Gökhan Harmandalıoğlu’nun anısına...

1980’lerin başında devrimci açıdan en tartışmasız bir insanın daha ‘80’lerin sonuna varmadan trajik bir biçimde en tartışmalı bir konuma düşmesi, derine inen açıklamasını halkçı-devrimci hareketin ideolojisinde ve kültüründe bulabilir ancak.

  • Kızıl Bayrak yazıları
  • |
  • Güncel
  • |
  • 20 Mart 2021
  • 20:00

“1949 yılında Hacıbektaş’ta doğdum. 1968’de Basın-İş sendikasının günlük yayın organı Gündem’de gazeteciliğe başladım. Sonraki yıllarda, Halkçı, Yenigün, Barış, Yeniyol gazetelerinde editörlük ve yazarlık yaptım. 10 yılı aşkın cezaevinde kaldım. 1988 yılında yurtdışına çıktım. Yıllarca Özgür Politika, Özgür Gündem gazetelerinde yazılar yazdım.
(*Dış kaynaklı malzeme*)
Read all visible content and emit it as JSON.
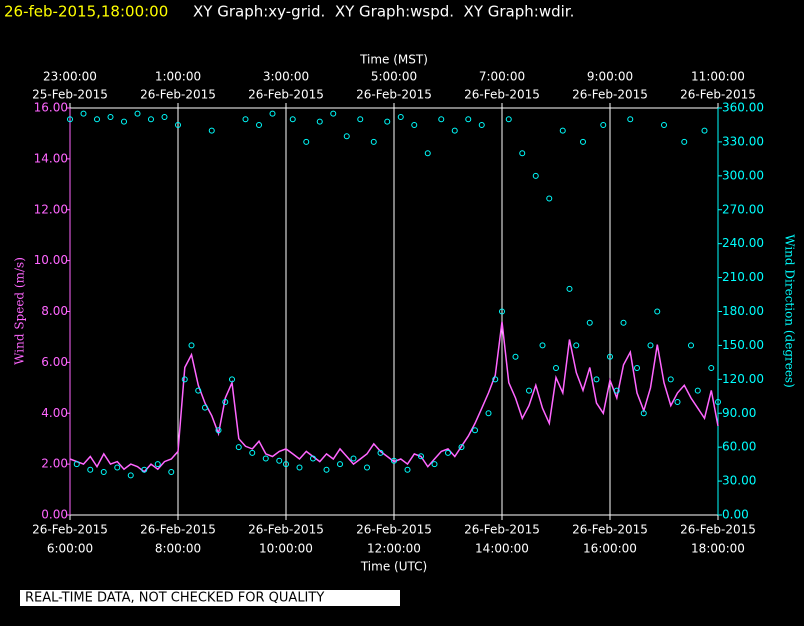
{
  "header": {
    "timestamp": "26-feb-2015,18:00:00",
    "graphs": "XY Graph:xy-grid.  XY Graph:wspd.  XY Graph:wdir."
  },
  "footer": "REAL-TIME DATA, NOT CHECKED FOR QUALITY",
  "chart_data": {
    "type": "xy",
    "x_title": "Time (UTC)",
    "x2_title": "Time (MST)",
    "y_title": "Wind Speed (m/s)",
    "y2_title": "Wind Direction (degrees)",
    "xlim": [
      6,
      18
    ],
    "xticks": [
      {
        "value": 6,
        "label": "6:00:00",
        "date": "26-Feb-2015"
      },
      {
        "value": 8,
        "label": "8:00:00",
        "date": "26-Feb-2015"
      },
      {
        "value": 10,
        "label": "10:00:00",
        "date": "26-Feb-2015"
      },
      {
        "value": 12,
        "label": "12:00:00",
        "date": "26-Feb-2015"
      },
      {
        "value": 14,
        "label": "14:00:00",
        "date": "26-Feb-2015"
      },
      {
        "value": 16,
        "label": "16:00:00",
        "date": "26-Feb-2015"
      },
      {
        "value": 18,
        "label": "18:00:00",
        "date": "26-Feb-2015"
      }
    ],
    "x2ticks": [
      {
        "value": 6,
        "label": "23:00:00",
        "date": "25-Feb-2015"
      },
      {
        "value": 8,
        "label": "1:00:00",
        "date": "26-Feb-2015"
      },
      {
        "value": 10,
        "label": "3:00:00",
        "date": "26-Feb-2015"
      },
      {
        "value": 12,
        "label": "5:00:00",
        "date": "26-Feb-2015"
      },
      {
        "value": 14,
        "label": "7:00:00",
        "date": "26-Feb-2015"
      },
      {
        "value": 16,
        "label": "9:00:00",
        "date": "26-Feb-2015"
      },
      {
        "value": 18,
        "label": "11:00:00",
        "date": "26-Feb-2015"
      }
    ],
    "ylim": [
      0,
      16
    ],
    "yticks": [
      {
        "value": 0,
        "label": "0.00"
      },
      {
        "value": 2,
        "label": "2.00"
      },
      {
        "value": 4,
        "label": "4.00"
      },
      {
        "value": 6,
        "label": "6.00"
      },
      {
        "value": 8,
        "label": "8.00"
      },
      {
        "value": 10,
        "label": "10.00"
      },
      {
        "value": 12,
        "label": "12.00"
      },
      {
        "value": 14,
        "label": "14.00"
      },
      {
        "value": 16,
        "label": "16.00"
      }
    ],
    "y2lim": [
      0,
      360
    ],
    "y2ticks": [
      {
        "value": 0,
        "label": "0.00"
      },
      {
        "value": 30,
        "label": "30.00"
      },
      {
        "value": 60,
        "label": "60.00"
      },
      {
        "value": 90,
        "label": "90.00"
      },
      {
        "value": 120,
        "label": "120.00"
      },
      {
        "value": 150,
        "label": "150.00"
      },
      {
        "value": 180,
        "label": "180.00"
      },
      {
        "value": 210,
        "label": "210.00"
      },
      {
        "value": 240,
        "label": "240.00"
      },
      {
        "value": 270,
        "label": "270.00"
      },
      {
        "value": 300,
        "label": "300.00"
      },
      {
        "value": 330,
        "label": "330.00"
      },
      {
        "value": 360,
        "label": "360.00"
      }
    ],
    "grid": true,
    "x": [
      6,
      6.125,
      6.25,
      6.375,
      6.5,
      6.625,
      6.75,
      6.875,
      7,
      7.125,
      7.25,
      7.375,
      7.5,
      7.625,
      7.75,
      7.875,
      8,
      8.125,
      8.25,
      8.375,
      8.5,
      8.625,
      8.75,
      8.875,
      9,
      9.125,
      9.25,
      9.375,
      9.5,
      9.625,
      9.75,
      9.875,
      10,
      10.125,
      10.25,
      10.375,
      10.5,
      10.625,
      10.75,
      10.875,
      11,
      11.125,
      11.25,
      11.375,
      11.5,
      11.625,
      11.75,
      11.875,
      12,
      12.125,
      12.25,
      12.375,
      12.5,
      12.625,
      12.75,
      12.875,
      13,
      13.125,
      13.25,
      13.375,
      13.5,
      13.625,
      13.75,
      13.875,
      14,
      14.125,
      14.25,
      14.375,
      14.5,
      14.625,
      14.75,
      14.875,
      15,
      15.125,
      15.25,
      15.375,
      15.5,
      15.625,
      15.75,
      15.875,
      16,
      16.125,
      16.25,
      16.375,
      16.5,
      16.625,
      16.75,
      16.875,
      17,
      17.125,
      17.25,
      17.375,
      17.5,
      17.625,
      17.75,
      17.875,
      18
    ],
    "series": [
      {
        "type": "line",
        "color": "#ff66ff",
        "axis": "y",
        "values": [
          2.2,
          2.1,
          2.0,
          2.3,
          1.9,
          2.4,
          2.0,
          2.1,
          1.8,
          2.0,
          1.9,
          1.7,
          2.0,
          1.8,
          2.1,
          2.2,
          2.5,
          5.8,
          6.3,
          5.1,
          4.4,
          3.9,
          3.2,
          4.6,
          5.2,
          3.0,
          2.7,
          2.6,
          2.9,
          2.4,
          2.3,
          2.5,
          2.6,
          2.4,
          2.2,
          2.5,
          2.3,
          2.1,
          2.4,
          2.2,
          2.6,
          2.3,
          2.0,
          2.2,
          2.4,
          2.8,
          2.5,
          2.3,
          2.1,
          2.2,
          2.0,
          2.4,
          2.3,
          1.9,
          2.2,
          2.5,
          2.6,
          2.3,
          2.7,
          3.1,
          3.6,
          4.2,
          4.8,
          5.5,
          7.6,
          5.2,
          4.6,
          3.8,
          4.3,
          5.1,
          4.2,
          3.6,
          5.4,
          4.8,
          6.9,
          5.6,
          4.9,
          5.8,
          4.4,
          4.0,
          5.3,
          4.6,
          5.9,
          6.4,
          4.8,
          4.1,
          5.0,
          6.7,
          5.2,
          4.3,
          4.8,
          5.1,
          4.6,
          4.2,
          3.8,
          4.9,
          3.5
        ]
      },
      {
        "type": "scatter",
        "color": "#00ffff",
        "axis": "y2",
        "values": [
          350,
          45,
          355,
          40,
          350,
          38,
          352,
          42,
          348,
          35,
          355,
          40,
          350,
          45,
          352,
          38,
          345,
          120,
          150,
          110,
          95,
          340,
          75,
          100,
          120,
          60,
          350,
          55,
          345,
          50,
          355,
          48,
          45,
          350,
          42,
          330,
          50,
          348,
          40,
          355,
          45,
          335,
          50,
          350,
          42,
          330,
          55,
          348,
          48,
          352,
          40,
          345,
          52,
          320,
          45,
          350,
          55,
          340,
          60,
          350,
          75,
          345,
          90,
          120,
          180,
          350,
          140,
          320,
          110,
          300,
          150,
          280,
          130,
          340,
          200,
          150,
          330,
          170,
          120,
          345,
          140,
          110,
          170,
          350,
          130,
          90,
          150,
          180,
          345,
          120,
          100,
          330,
          150,
          110,
          340,
          130,
          100
        ]
      }
    ]
  }
}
1994 yılında televizyon ve film serüvenim başladı. Tarih Bilinci, Ütopya programları tarihi ve siyasi belgesellerdi. Sonraki yıllar Mozaik ve Keskesor-Gökkuşağı programlarında yönetmenlik yaptım. Bir de özel belgesellerim oldu. Bunlar: Friedrich Engels, Hikmet Kıvılcımlı, Deniz-Yusuf-İnan, Şirin-Sinan Cemgil, İbrahim Kaypakkaya, Che Guevara, Rosa Luxemburg belgeselleriydi. Bu çalışmalar aynı zamanda özeleştirilerim oldu.” (Sırrı Ayhan’ın- ilerde yayınlanacak olan –“Sempatizan” isimli dosyasından.)

***

Yukarıdaki kısa pasajlar, önceki gün (18 Mart) yaşamını yitiren Gökhan Harmandalıoğlu’nun kendisi tarafından kaleme alınmış kısa özgeçmişidir. Ölümünün ardından kendisi ile aynı dönemde Ankara Emniyet Müdürlüğü’nde işkenceli sorgudan geçen Kawa kökenli devrimci Sırrı Ayhan tarafından yayınlandı. (Sırrı Ayhan’ın işkenceli sorgu dönemine ilişkin tanıklığını ekte sunuyoruz.)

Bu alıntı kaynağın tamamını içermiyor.